A History of Treaty-Making and
Reservations on the Olympic Peninsula
• Territorial Context
Steven's treaty negotiations should be understood in the context of the times and with an awareness of the circumstances-some unique to the region-that complicated Indian-white relations in Oregon and Washington. First, as noted above, federal policy toward Indians was undergoing a significant shift away from a policy of removal and toward a reservation policy. Just what that would look like, however, was not clear. Under the U.S. Constitution, Indian treaties had to be approved by Congress, and Stevens was aware that Congress was interested in limiting the number of reservations and had recently rejected treaties that had set up a series of small reservations in Western Oregon. Despite this, Stevens and the Commissioner of Indian Affairs, George Manypenny, had agreed that some kind of reservation system would be appropriate for the territory but Manypenny left the final formulation of that up to Stevens, urging him to keep costs down and create as few reservations as possible. To help the governor draft acceptable treaties, Manypenny sent him copies of treaties that had recently been negotiated with several Plains Indian tribes, including one with the Omaha. (See Treaty with the Omaha, 1854.) Initially, Stevens envisioned two reservations in Washington, one east of the Cascades and one on Puget Sound. He planned to negotiate first with the Puget Sound Indians in the winter of 1854-55 and then move east of the Cascades in the spring, with negotiations on the remote Olympic Peninsula wedged between the two.
Stevens was also dealing with increasing demands from white American settlers to resolve growing conflicts with the Indians in the territory. Those conflicts ranged from personal and sometimes violent disputes between individual settlers and Native Americans to more administrative problems such as resolving questions of Indian land title. As Steven's noted in his first address to the territorial legislature on February 28, 1854:
The Indian title has not been extinguished, nor even a law passed to provide for its extinguishment east of the Cascade mountains. Under the land law of Congress it is impossible to secure titles to the land, and thus the growth of towns and villages is obstructed, as well as the development of the resources of the Territory.

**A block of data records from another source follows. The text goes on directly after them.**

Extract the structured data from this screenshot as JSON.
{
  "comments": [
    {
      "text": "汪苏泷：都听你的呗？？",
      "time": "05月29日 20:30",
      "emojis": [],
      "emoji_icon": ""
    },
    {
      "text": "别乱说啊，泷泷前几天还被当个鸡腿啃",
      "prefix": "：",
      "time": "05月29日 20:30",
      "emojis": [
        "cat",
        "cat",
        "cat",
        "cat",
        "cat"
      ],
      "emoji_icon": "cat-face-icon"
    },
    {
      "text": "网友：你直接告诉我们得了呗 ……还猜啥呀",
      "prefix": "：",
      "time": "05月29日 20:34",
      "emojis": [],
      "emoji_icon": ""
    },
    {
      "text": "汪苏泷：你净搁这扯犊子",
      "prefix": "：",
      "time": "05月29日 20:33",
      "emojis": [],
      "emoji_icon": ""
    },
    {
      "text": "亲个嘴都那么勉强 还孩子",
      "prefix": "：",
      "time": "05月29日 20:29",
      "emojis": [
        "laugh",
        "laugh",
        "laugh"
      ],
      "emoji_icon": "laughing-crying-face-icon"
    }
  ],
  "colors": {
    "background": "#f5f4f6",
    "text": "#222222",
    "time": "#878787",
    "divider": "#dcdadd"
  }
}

In the same address he categorized the Washington Indians as "for the most part a docile, harmless race, disposed to obey the laws and be good members of the State," but recommended "ample appropriations to actually extinguish their title throughout the Territory, reserving to them such portions as are indispensable to their comfort and subsistence." The demands to push the Indians off their lands to make way for whites were often tempered by the recognition that white settlers relied on inexpensive Indian labor. As historian Alexandra Harmon has noted, "None of the American [treaty] negotiators intended to cut off relations between white and red people; they simply wanted to limit and regulate relations." In fact, although the federal government sought to concentrate Indians in a few large reservations, many of the white settlers sought the opposite: more small reservations nearer their communities.